Motivation

After a project has come to completion, the code repository is most likely littered with deprecated code branches, tangential development versions and obsolete directories.

How do you take this mess and convert it to a production repository without losing any history?

Setup

To demonstrate, let’s use a toy repo with branch structure:

- c0 --- c1 --- c2 --- c3 (master)
    \                    \
     \                    \
      \                    c4' --- c5' --- c6' (dev2)
       \                             \
        c1' --- c2' (dev0)            \
                                      c6'' --- c7'' (dev3)

and directory structure (assume all files present for all branches):

project/
   |-- code/
   |     |-- client1/
   |     |     |-- script1.sh
   |     |     `-- script2.sh
   |     |
   |     `-- client2/
   |           |-- script1.sh
   |           `-- script2.sh
   |
   `-- research/
         |-- tests/
         `-- method/

Filtering

The filter-branch (reference here) command allows us to filter out subdirectories of a repo as well as purge any commits that do not apply to the files contained.
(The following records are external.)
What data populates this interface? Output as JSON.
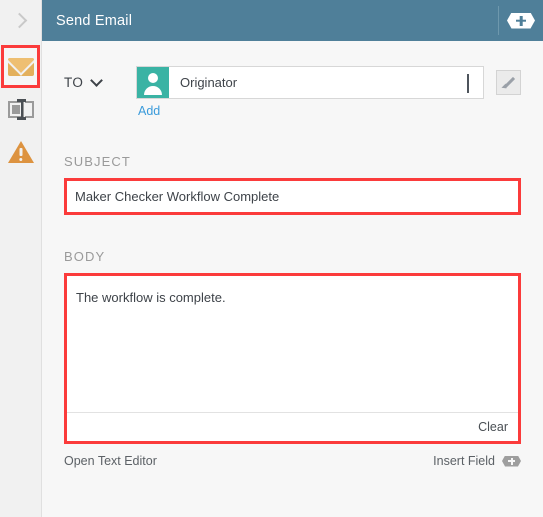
{
  "titlebar": {
    "title": "Send Email",
    "collapse_icon": "chevron-right-icon",
    "add_icon": "plus-hex-icon"
  },
  "sidebar": {
    "items": [
      {
        "name": "email",
        "icon": "envelope-icon",
        "selected": true
      },
      {
        "name": "text-field",
        "icon": "text-field-icon",
        "selected": false
      },
      {
        "name": "warning",
        "icon": "warning-triangle-icon",
        "selected": false
      }
    ]
  },
  "form": {
    "to": {
      "label": "TO",
      "dropdown_icon": "chevron-down-icon",
      "avatar_icon": "person-icon",
      "recipient": "Originator",
      "recipient_dropdown_icon": "chevron-down-icon",
      "add_label": "Add",
      "edit_icon": "pencil-icon"
    },
    "subject": {
      "label": "SUBJECT",
      "value": "Maker Checker Workflow Complete",
      "placeholder": ""
    },
    "body": {
      "label": "BODY",
      "value": "The workflow is complete.",
      "placeholder": "",
      "clear_label": "Clear"
    },
    "footer": {
      "open_editor_label": "Open Text Editor",
      "insert_field_label": "Insert Field",
      "insert_field_icon": "plus-hex-icon"
    }
  },
  "colors": {
    "header_blue": "#4f7f99",
    "highlight_red": "#fb3b3b",
    "avatar_teal": "#3ab3a4",
    "link_blue": "#3b9bdb",
    "envelope_orange": "#e3b05c",
    "warning_orange": "#dd9340",
    "page_bg": "#f7f7f7"
  }
}
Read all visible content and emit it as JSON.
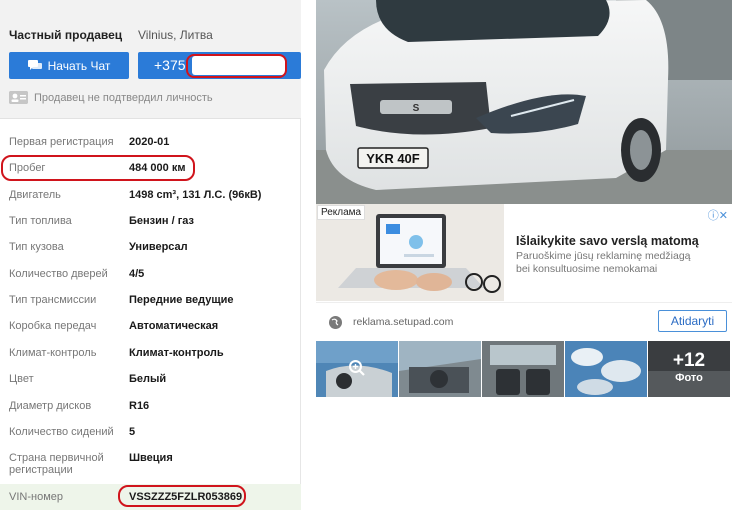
{
  "seller": {
    "type": "Частный продавец",
    "location": "Vilnius, Литва",
    "chat_button": "Начать Чат",
    "phone_prefix": "+375",
    "verification_note": "Продавец не подтвердил личность"
  },
  "specs": [
    {
      "label": "Первая регистрация",
      "value": "2020-01"
    },
    {
      "label": "Пробег",
      "value": "484 000 км"
    },
    {
      "label": "Двигатель",
      "value": "1498 cm³, 131 Л.С. (96кВ)"
    },
    {
      "label": "Тип топлива",
      "value": "Бензин / газ"
    },
    {
      "label": "Тип кузова",
      "value": "Универсал"
    },
    {
      "label": "Количество дверей",
      "value": "4/5"
    },
    {
      "label": "Тип трансмиссии",
      "value": "Передние ведущие"
    },
    {
      "label": "Коробка передач",
      "value": "Автоматическая"
    },
    {
      "label": "Климат-контроль",
      "value": "Климат-контроль"
    },
    {
      "label": "Цвет",
      "value": "Белый"
    },
    {
      "label": "Диаметр дисков",
      "value": "R16"
    },
    {
      "label": "Количество сидений",
      "value": "5"
    },
    {
      "label": "Страна первичной регистрации",
      "value": "Швеция"
    },
    {
      "label": "VIN-номер",
      "value": "VSSZZZ5FZLR053869"
    }
  ],
  "photo": {
    "plate": "YKR 40F"
  },
  "ad": {
    "tag": "Реклама",
    "title": "Išlaikykite savo verslą matomą",
    "description": "Paruoškime jūsų reklaminę medžiagą bei konsultuosime nemokamai",
    "domain": "reklama.setupad.com",
    "cta": "Atidaryti",
    "close_icon": "ⓘ✕"
  },
  "gallery": {
    "more_count": "+12",
    "more_label": "Фото"
  },
  "colors": {
    "accent_blue": "#2b7bd8",
    "highlight_red": "#d0141c",
    "vin_row_bg": "#eef5ea"
  }
}
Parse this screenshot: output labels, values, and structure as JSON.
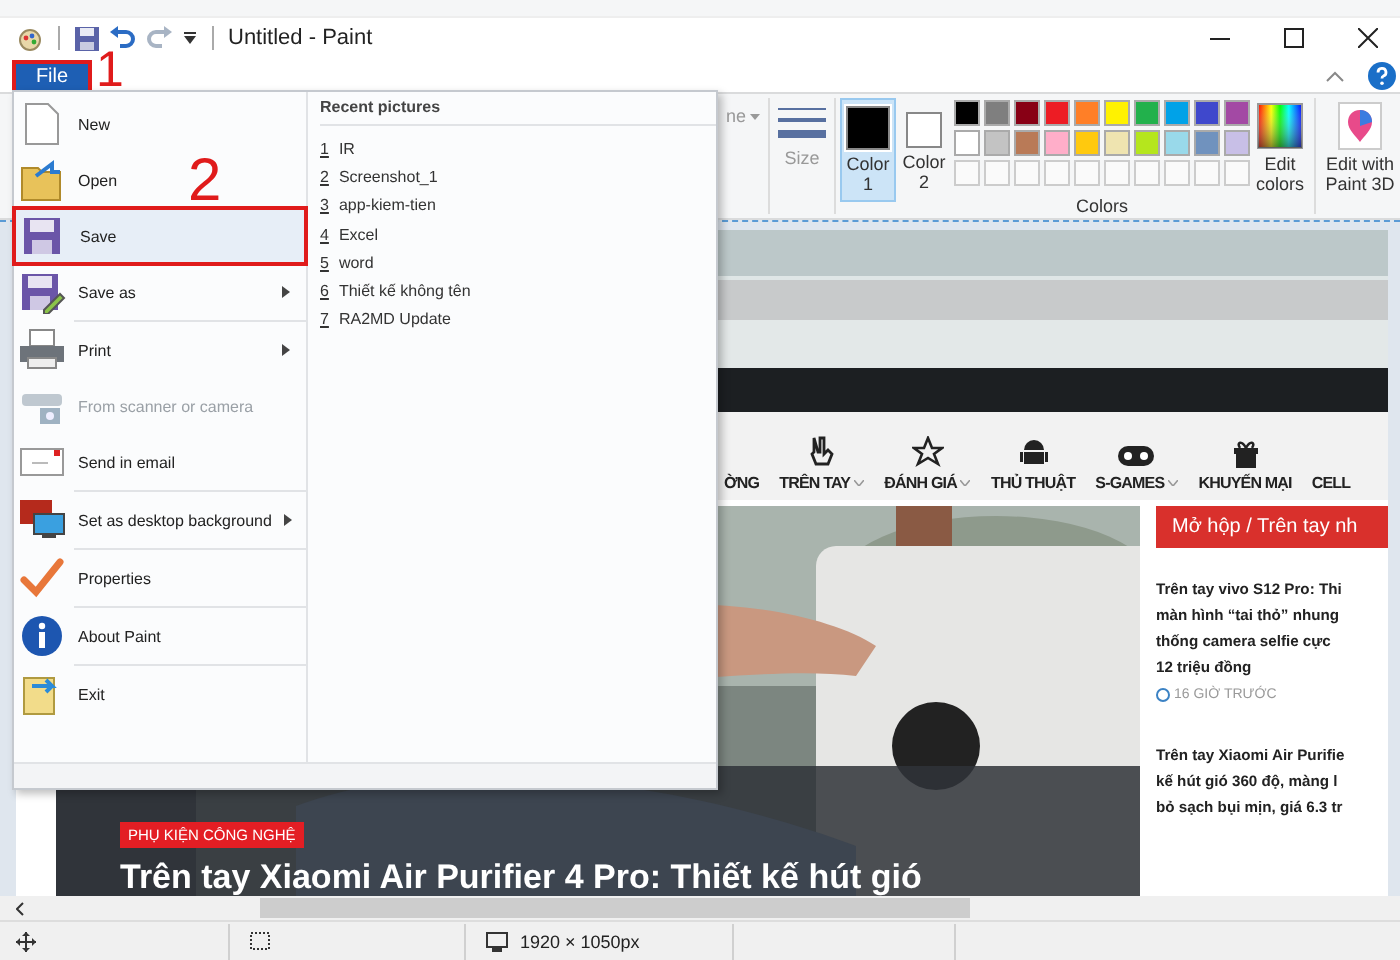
{
  "title_bar": {
    "title": "Untitled - Paint"
  },
  "file_tab": {
    "label": "File",
    "selected": true,
    "annotated": true
  },
  "annotations": [
    {
      "label": "1",
      "kind": "file"
    },
    {
      "label": "2",
      "kind": "save"
    }
  ],
  "file_menu": {
    "items": [
      {
        "label": "New",
        "kind": "new",
        "submenu": false,
        "disabled": false,
        "selected": false,
        "annotated": false,
        "separator_before": false
      },
      {
        "label": "Open",
        "kind": "open",
        "submenu": false,
        "disabled": false,
        "selected": false,
        "annotated": false,
        "separator_before": false
      },
      {
        "label": "Save",
        "kind": "save",
        "submenu": false,
        "disabled": false,
        "selected": true,
        "annotated": true,
        "separator_before": false
      },
      {
        "label": "Save as",
        "kind": "saveas",
        "submenu": true,
        "disabled": false,
        "selected": false,
        "annotated": false,
        "separator_before": false
      },
      {
        "label": "Print",
        "kind": "print",
        "submenu": true,
        "disabled": false,
        "selected": false,
        "annotated": false,
        "separator_before": true
      },
      {
        "label": "From scanner or camera",
        "kind": "scanner",
        "submenu": false,
        "disabled": true,
        "selected": false,
        "annotated": false,
        "separator_before": false
      },
      {
        "label": "Send in email",
        "kind": "email",
        "submenu": false,
        "disabled": false,
        "selected": false,
        "annotated": false,
        "separator_before": false
      },
      {
        "label": "Set as desktop background",
        "kind": "desktop",
        "submenu": true,
        "disabled": false,
        "selected": false,
        "annotated": false,
        "separator_before": true
      },
      {
        "label": "Properties",
        "kind": "properties",
        "submenu": false,
        "disabled": false,
        "selected": false,
        "annotated": false,
        "separator_before": true
      },
      {
        "label": "About Paint",
        "kind": "about",
        "submenu": false,
        "disabled": false,
        "selected": false,
        "annotated": false,
        "separator_before": true
      },
      {
        "label": "Exit",
        "kind": "exit",
        "submenu": false,
        "disabled": false,
        "selected": false,
        "annotated": false,
        "separator_before": true
      }
    ],
    "recent_heading": "Recent pictures",
    "recent": [
      {
        "number": "1",
        "name": "IR"
      },
      {
        "number": "2",
        "name": "Screenshot_1"
      },
      {
        "number": "3",
        "name": "app-kiem-tien"
      },
      {
        "number": "4",
        "name": "Excel"
      },
      {
        "number": "5",
        "name": "word"
      },
      {
        "number": "6",
        "name": "Thiết kế không tên"
      },
      {
        "number": "7",
        "name": "RA2MD Update"
      }
    ]
  },
  "ribbon": {
    "cut_label": "ne",
    "size_label": "Size",
    "color_slots": [
      {
        "label": "Color",
        "number": "1",
        "color": "#000000",
        "selected": true
      },
      {
        "label": "Color",
        "number": "2",
        "color": "#ffffff",
        "selected": false
      }
    ],
    "palette": [
      {
        "color": "#000000"
      },
      {
        "color": "#7f7f7f"
      },
      {
        "color": "#880015"
      },
      {
        "color": "#ed1c24"
      },
      {
        "color": "#ff7f27"
      },
      {
        "color": "#fff200"
      },
      {
        "color": "#22b14c"
      },
      {
        "color": "#00a2e8"
      },
      {
        "color": "#3f48cc"
      },
      {
        "color": "#a349a4"
      },
      {
        "color": "#ffffff"
      },
      {
        "color": "#c3c3c3"
      },
      {
        "color": "#b97a57"
      },
      {
        "color": "#ffaec9"
      },
      {
        "color": "#ffc90e"
      },
      {
        "color": "#efe4b0"
      },
      {
        "color": "#b5e61d"
      },
      {
        "color": "#99d9ea"
      },
      {
        "color": "#7092be"
      },
      {
        "color": "#c8bfe7"
      }
    ],
    "edit_colors": "Edit colors",
    "paint3d": "Edit with Paint 3D",
    "group_label": "Colors"
  },
  "web_page": {
    "nav": [
      {
        "label": "ỜNG",
        "kind": "none",
        "dropdown": false
      },
      {
        "label": "TRÊN TAY",
        "kind": "hand",
        "dropdown": true
      },
      {
        "label": "ĐÁNH GIÁ",
        "kind": "star",
        "dropdown": true
      },
      {
        "label": "THỦ THUẬT",
        "kind": "android",
        "dropdown": false
      },
      {
        "label": "S-GAMES",
        "kind": "gamepad",
        "dropdown": true
      },
      {
        "label": "KHUYẾN MẠI",
        "kind": "gift",
        "dropdown": false
      },
      {
        "label": "CELL",
        "kind": "none",
        "dropdown": false
      }
    ],
    "featured": {
      "tag": "PHỤ KIỆN CÔNG NGHỆ",
      "headline": "Trên tay Xiaomi Air Purifier 4 Pro: Thiết kế hút gió"
    },
    "section_title": "Mở hộp / Trên tay nh",
    "articles": [
      {
        "lines": [
          "Trên tay vivo S12 Pro: Thi",
          "màn hình “tai thỏ” nhung",
          "thống camera selfie cực",
          "12 triệu đồng"
        ],
        "time": "16 GIỜ TRƯỚC"
      },
      {
        "lines": [
          "Trên tay Xiaomi Air Purifie",
          "kế hút gió 360 độ, màng l",
          "bỏ sạch bụi mịn, giá 6.3 tr"
        ]
      }
    ]
  },
  "status_bar": {
    "image_size": "1920 × 1050px"
  }
}
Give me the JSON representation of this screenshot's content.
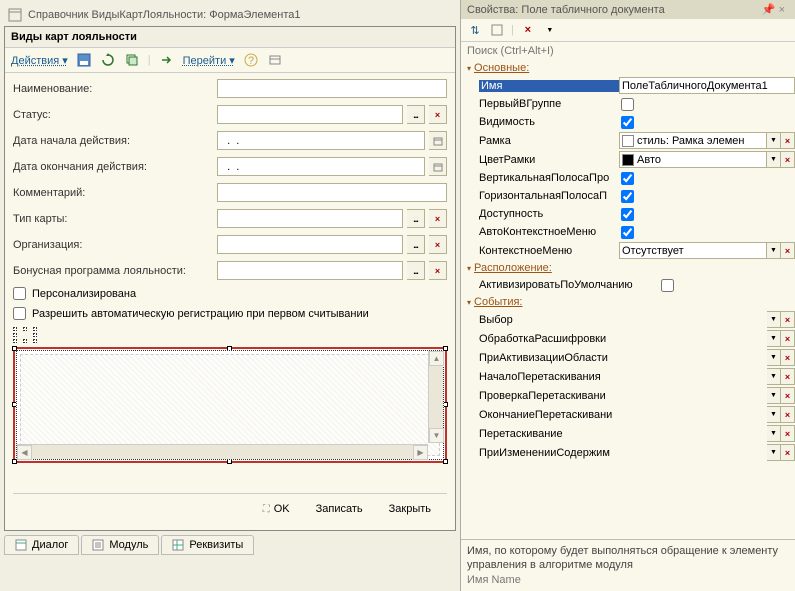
{
  "window": {
    "title": "Справочник ВидыКартЛояльности: ФормаЭлемента1"
  },
  "form": {
    "header": "Виды карт лояльности",
    "toolbar": {
      "actions": "Действия",
      "goto": "Перейти"
    },
    "fields": {
      "name_label": "Наименование:",
      "status_label": "Статус:",
      "date_start_label": "Дата начала действия:",
      "date_start_value": "  .  .    ",
      "date_end_label": "Дата окончания действия:",
      "date_end_value": "  .  .    ",
      "comment_label": "Комментарий:",
      "card_type_label": "Тип карты:",
      "org_label": "Организация:",
      "bonus_label": "Бонусная программа лояльности:",
      "personalized_label": "Персонализирована",
      "auto_reg_label": "Разрешить автоматическую регистрацию при первом считывании"
    },
    "footer": {
      "ok": "OK",
      "save": "Записать",
      "close": "Закрыть"
    }
  },
  "tabs": {
    "dialog": "Диалог",
    "module": "Модуль",
    "requisites": "Реквизиты"
  },
  "props": {
    "title": "Свойства: Поле табличного документа",
    "search_placeholder": "Поиск (Ctrl+Alt+I)",
    "sections": {
      "main": "Основные:",
      "layout": "Расположение:",
      "events": "События:"
    },
    "main": {
      "name_label": "Имя",
      "name_value": "ПолеТабличногоДокумента1",
      "first_in_group": "ПервыйВГруппе",
      "visibility": "Видимость",
      "frame": "Рамка",
      "frame_value": "стиль: Рамка элемен",
      "frame_color": "ЦветРамки",
      "frame_color_value": "Авто",
      "vscroll": "ВертикальнаяПолосаПро",
      "hscroll": "ГоризонтальнаяПолосаП",
      "availability": "Доступность",
      "auto_context": "АвтоКонтекстноеМеню",
      "context_menu": "КонтекстноеМеню",
      "context_menu_value": "Отсутствует"
    },
    "layout": {
      "activate_default": "АктивизироватьПоУмолчанию"
    },
    "events": {
      "selection": "Выбор",
      "process_detail": "ОбработкаРасшифровки",
      "on_activate_area": "ПриАктивизацииОбласти",
      "drag_start": "НачалоПеретаскивания",
      "drag_check": "ПроверкаПеретаскивани",
      "drag_end": "ОкончаниеПеретаскивани",
      "drag": "Перетаскивание",
      "content_change": "ПриИзмененииСодержим"
    },
    "description": "Имя, по которому будет выполняться обращение к элементу управления в алгоритме модуля",
    "description_en": "Имя  Name"
  }
}
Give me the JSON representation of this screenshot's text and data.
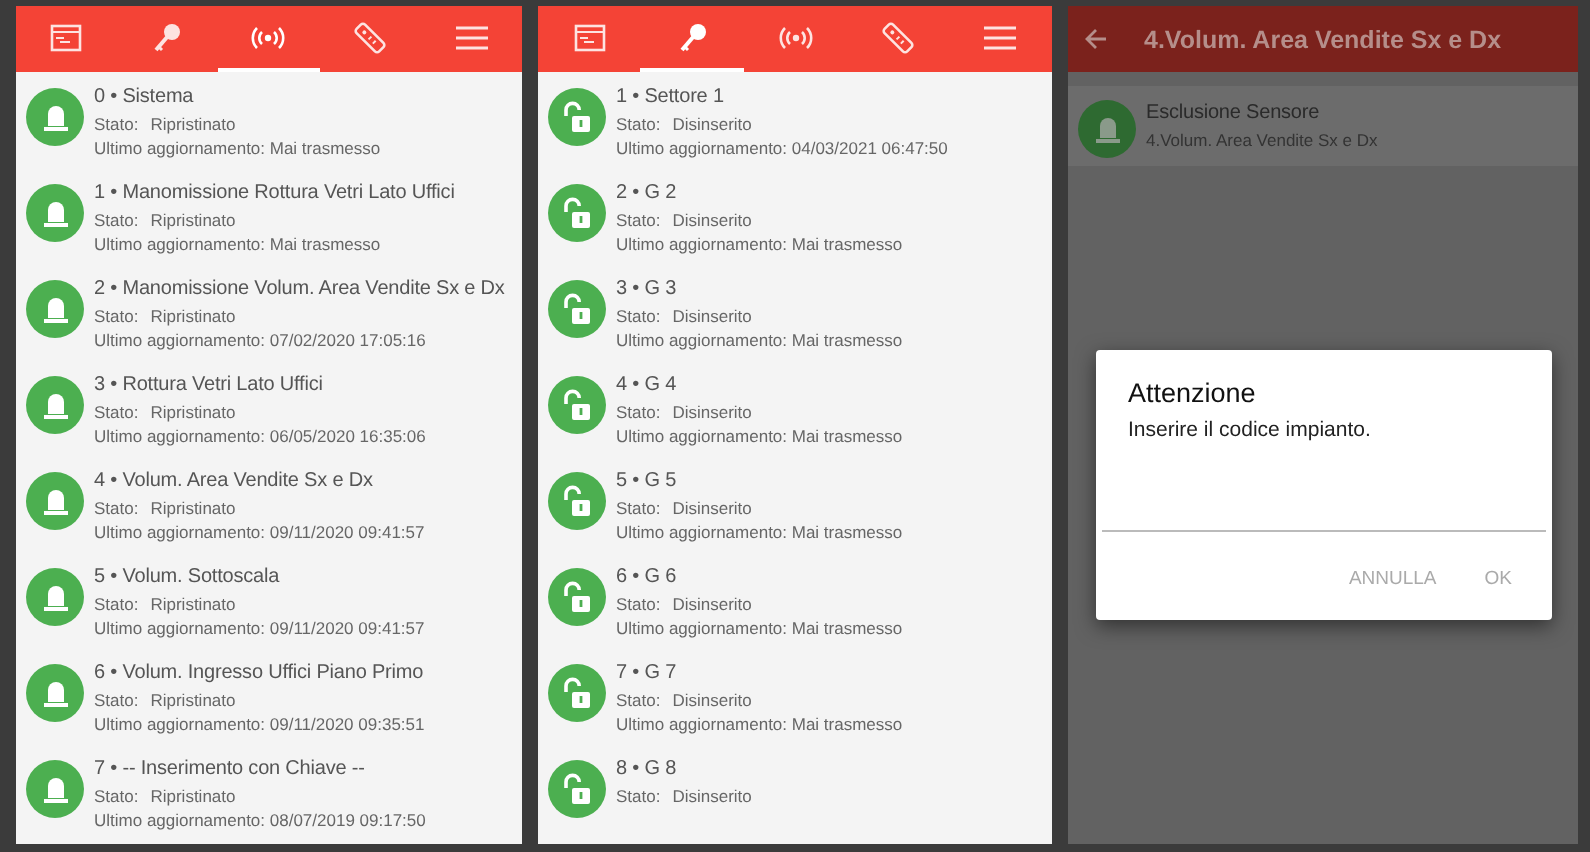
{
  "list_screens": [
    {
      "tabs": [
        {
          "selected": false
        },
        {
          "selected": false
        },
        {
          "selected": true
        },
        {
          "selected": false
        },
        {
          "selected": false
        }
      ],
      "items": [
        {
          "kind": "zone",
          "title": "0 • Sistema",
          "status_label": "Stato:",
          "status": "Ripristinato",
          "update": "Ultimo aggiornamento: Mai trasmesso"
        },
        {
          "kind": "zone",
          "title": "1 • Manomissione Rottura Vetri Lato Uffici",
          "status_label": "Stato:",
          "status": "Ripristinato",
          "update": "Ultimo aggiornamento: Mai trasmesso"
        },
        {
          "kind": "zone",
          "title": "2 • Manomissione Volum. Area Vendite Sx e Dx",
          "status_label": "Stato:",
          "status": "Ripristinato",
          "update": "Ultimo aggiornamento: 07/02/2020 17:05:16"
        },
        {
          "kind": "zone",
          "title": "3 • Rottura Vetri Lato Uffici",
          "status_label": "Stato:",
          "status": "Ripristinato",
          "update": "Ultimo aggiornamento: 06/05/2020 16:35:06"
        },
        {
          "kind": "zone",
          "title": "4 • Volum. Area Vendite Sx e Dx",
          "status_label": "Stato:",
          "status": "Ripristinato",
          "update": "Ultimo aggiornamento: 09/11/2020 09:41:57"
        },
        {
          "kind": "zone",
          "title": "5 • Volum. Sottoscala",
          "status_label": "Stato:",
          "status": "Ripristinato",
          "update": "Ultimo aggiornamento: 09/11/2020 09:41:57"
        },
        {
          "kind": "zone",
          "title": "6 • Volum. Ingresso Uffici Piano Primo",
          "status_label": "Stato:",
          "status": "Ripristinato",
          "update": "Ultimo aggiornamento: 09/11/2020 09:35:51"
        },
        {
          "kind": "zone",
          "title": "7 • -- Inserimento con Chiave --",
          "status_label": "Stato:",
          "status": "Ripristinato",
          "update": "Ultimo aggiornamento: 08/07/2019 09:17:50"
        }
      ]
    },
    {
      "tabs": [
        {
          "selected": false
        },
        {
          "selected": true
        },
        {
          "selected": false
        },
        {
          "selected": false
        },
        {
          "selected": false
        }
      ],
      "items": [
        {
          "kind": "sector",
          "title": "1 • Settore 1",
          "status_label": "Stato:",
          "status": "Disinserito",
          "update": "Ultimo aggiornamento: 04/03/2021 06:47:50"
        },
        {
          "kind": "sector",
          "title": "2 • G 2",
          "status_label": "Stato:",
          "status": "Disinserito",
          "update": "Ultimo aggiornamento: Mai trasmesso"
        },
        {
          "kind": "sector",
          "title": "3 • G 3",
          "status_label": "Stato:",
          "status": "Disinserito",
          "update": "Ultimo aggiornamento: Mai trasmesso"
        },
        {
          "kind": "sector",
          "title": "4 • G 4",
          "status_label": "Stato:",
          "status": "Disinserito",
          "update": "Ultimo aggiornamento: Mai trasmesso"
        },
        {
          "kind": "sector",
          "title": "5 • G 5",
          "status_label": "Stato:",
          "status": "Disinserito",
          "update": "Ultimo aggiornamento: Mai trasmesso"
        },
        {
          "kind": "sector",
          "title": "6 • G 6",
          "status_label": "Stato:",
          "status": "Disinserito",
          "update": "Ultimo aggiornamento: Mai trasmesso"
        },
        {
          "kind": "sector",
          "title": "7 • G 7",
          "status_label": "Stato:",
          "status": "Disinserito",
          "update": "Ultimo aggiornamento: Mai trasmesso"
        },
        {
          "kind": "sector",
          "title": "8 • G 8",
          "status_label": "Stato:",
          "status": "Disinserito"
        }
      ]
    }
  ],
  "detail_screen": {
    "title": "4.Volum. Area Vendite Sx e Dx",
    "items": [
      {
        "kind": "zone",
        "title": "Esclusione Sensore",
        "subtitle": "4.Volum. Area Vendite Sx e Dx"
      }
    ],
    "dialog": {
      "title": "Attenzione",
      "message": "Inserire il codice impianto.",
      "buttons": [
        "ANNULLA",
        "OK"
      ]
    }
  }
}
The first thing you should do is move to a benign directory and clone your repo to it, just in case you make a hash of it all.

cd /tmp
git clone https://github.com/you/project.git

Let’s say we want client2’s scripts from the dev3 branch we first checkout that branch:

cd project/
git checkout dev3

Note: In linux you can skip this step and specify the branch directly in the filter-branch command.

Now lets filter out the subdirectory we’re interested in:

git filter-branch --prune-empty --subdirectory-filter code/client2/
# for Linux, from any branch:
# git filter-branch --prune-empty --subdirectory-filter code/client2/ -- dev3

Our repository on the dev3 branch now looks like this:

project/
   |-- script1.sh
   `-- script2.sh

Production Repo

Now that we have a branch and directory structure that we desire, its time to create the production repo. The first step is to create the repo on your server (e.g. GitHub, GitLab, or GOGS).

Once you have that (e.g.project_client2) set up a remote:

git remote add origin http://server.com/you/project_client2.git

Lastly, we push to the master branch of the repo:

git push origin +dev3:master

Now your production repo has dev3 as its master branch and can go forward as the base version.